Eine falsche Lehre aus der Geschichte
Immer wieder wird die deutsche Geschichte als Argument für die bedingungslose Unterstützung Israels herangezogen. Doch die Lehren aus dem Holocaust sollten bedeuten, sich weltweit gegen Rassismus, Antisemitismus und jede Form der Unterdrückung einzusetzen. Stattdessen unterstützt Deutschland eine Regierung, in der sich selbsternannte Faschisten befinden, die einen Krieg führt, den namhafte israelische und internationale Wissenschaftler als Genozid bezeichnen, und die das Völkerrecht ignoriert.

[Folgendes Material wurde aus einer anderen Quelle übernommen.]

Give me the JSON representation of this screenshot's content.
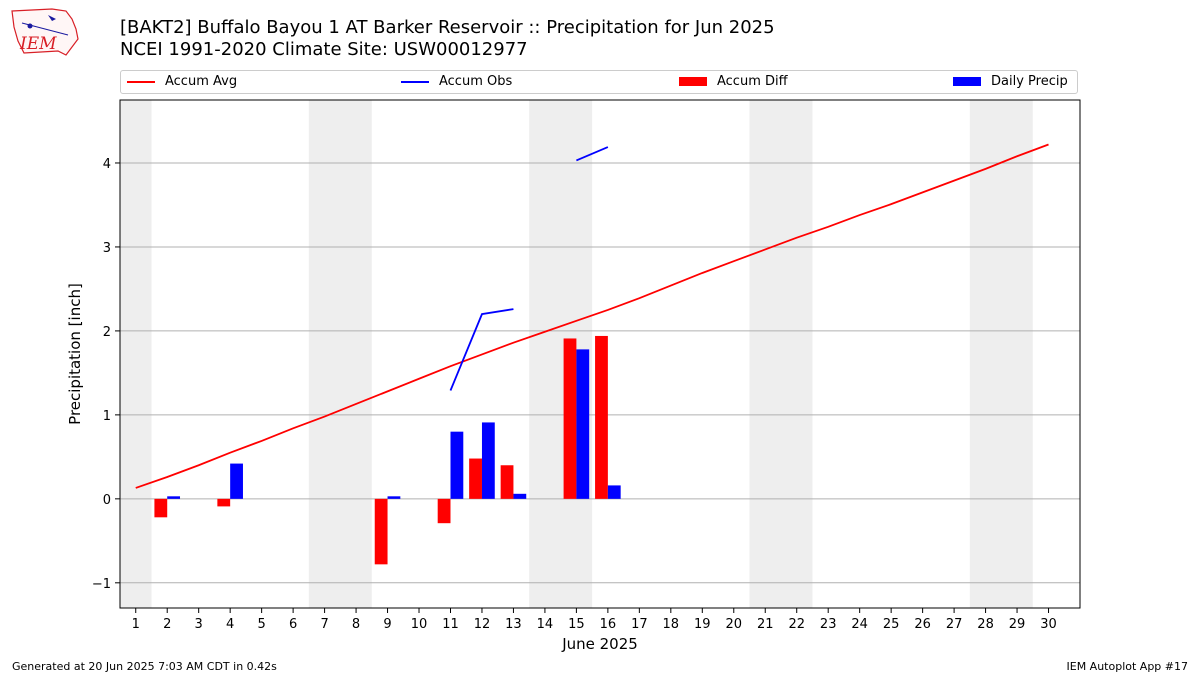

Ein Beitrag von Nicole Gohlke, Janine Wissler, Lea Reisner, Cem Ince und Cansin Koktürk, der zuerst in der Frankfurter Rundschau erschien.
Eine Antwort
Können wir uns darauf einigen, dass Hass und Gewalt von beiden Seiten – von Israel und von Palästina – ausgehen?
Haben Sie den 7. Oktober 2023 vergessen? Können Sie die Ermordung und Verschleppung von Israelis rechtfertigen? Mir persönlich fällt kein einziger Grund ein. Der einzige Grund, der mir einfällt, ist der grenzenlose Hass der Hamas auf das jüdische Volk.

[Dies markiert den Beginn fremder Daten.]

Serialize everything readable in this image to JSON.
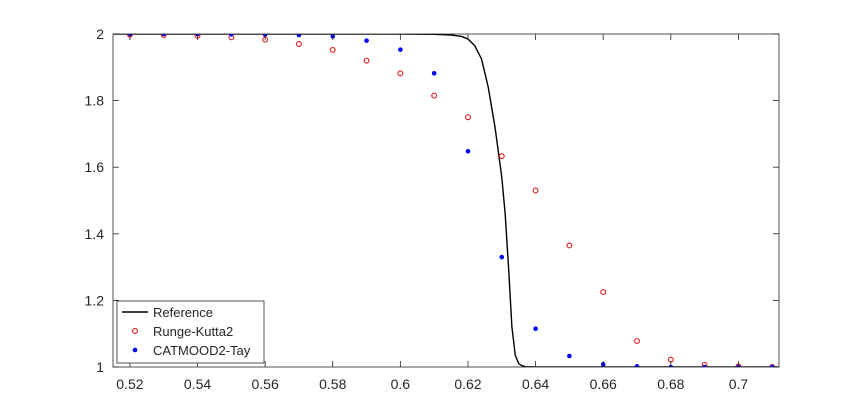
{
  "chart_data": {
    "type": "scatter",
    "title": "",
    "xlabel": "",
    "ylabel": "",
    "xlim": [
      0.515,
      0.712
    ],
    "ylim": [
      1.0,
      2.0
    ],
    "xticks": [
      0.52,
      0.54,
      0.56,
      0.58,
      0.6,
      0.62,
      0.64,
      0.66,
      0.68,
      0.7
    ],
    "xtick_labels": [
      "0.52",
      "0.54",
      "0.56",
      "0.58",
      "0.6",
      "0.62",
      "0.64",
      "0.66",
      "0.68",
      "0.7"
    ],
    "yticks": [
      1.0,
      1.2,
      1.4,
      1.6,
      1.8,
      2.0
    ],
    "ytick_labels": [
      "1",
      "1.2",
      "1.4",
      "1.6",
      "1.8",
      "2"
    ],
    "grid": false,
    "legend_position": "bottom-left",
    "series": [
      {
        "name": "Reference",
        "style": "line",
        "color": "#000000",
        "x": [
          0.515,
          0.6,
          0.61,
          0.615,
          0.618,
          0.62,
          0.622,
          0.624,
          0.626,
          0.628,
          0.63,
          0.631,
          0.632,
          0.633,
          0.634,
          0.635,
          0.636,
          0.637,
          0.64,
          0.66,
          0.68,
          0.7,
          0.712
        ],
        "y": [
          2.0,
          2.0,
          1.999,
          1.997,
          1.993,
          1.985,
          1.965,
          1.925,
          1.84,
          1.72,
          1.57,
          1.46,
          1.3,
          1.12,
          1.035,
          1.01,
          1.004,
          1.001,
          1.0,
          1.0,
          1.0,
          1.0,
          1.0
        ]
      },
      {
        "name": "Runge-Kutta2",
        "style": "open-circle",
        "color": "#e41a1c",
        "x": [
          0.52,
          0.53,
          0.54,
          0.55,
          0.56,
          0.57,
          0.58,
          0.59,
          0.6,
          0.61,
          0.62,
          0.63,
          0.64,
          0.65,
          0.66,
          0.67,
          0.68,
          0.69,
          0.7,
          0.71
        ],
        "y": [
          1.998,
          1.997,
          1.995,
          1.99,
          1.983,
          1.97,
          1.952,
          1.92,
          1.882,
          1.815,
          1.75,
          1.633,
          1.53,
          1.365,
          1.225,
          1.078,
          1.022,
          1.006,
          1.002,
          1.0
        ]
      },
      {
        "name": "CATMOOD2-Tay",
        "style": "dot",
        "color": "#0000ff",
        "x": [
          0.52,
          0.53,
          0.54,
          0.55,
          0.56,
          0.57,
          0.58,
          0.59,
          0.6,
          0.61,
          0.62,
          0.63,
          0.64,
          0.65,
          0.66,
          0.67,
          0.68,
          0.69,
          0.7,
          0.71
        ],
        "y": [
          2.0,
          2.0,
          2.0,
          1.999,
          1.998,
          1.997,
          1.993,
          1.98,
          1.953,
          1.882,
          1.648,
          1.33,
          1.115,
          1.033,
          1.008,
          1.002,
          1.0,
          1.0,
          1.0,
          1.0
        ]
      }
    ]
  }
}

Dass es eine Antwort von Seiten Israels geben wird war klar – und das die Antwort kompromisslos sein wird eigentlich auch. Das sie so umfassend ist zeigt nur, dass auch hier entscheidende Kräfte von einem tiefsitzenden Hass auf Palästina und die Hamas getrieben waren und noch immer sind.
UND DAS IST DAS PROBLEM: Die entscheidenden Positionen in beiden Teilen müssten mit Leuten besetzt sein, die kompromissbereit sind und die die jeweils andere Seite verstehen. Die meisten Israelis und Palästinenser sind es.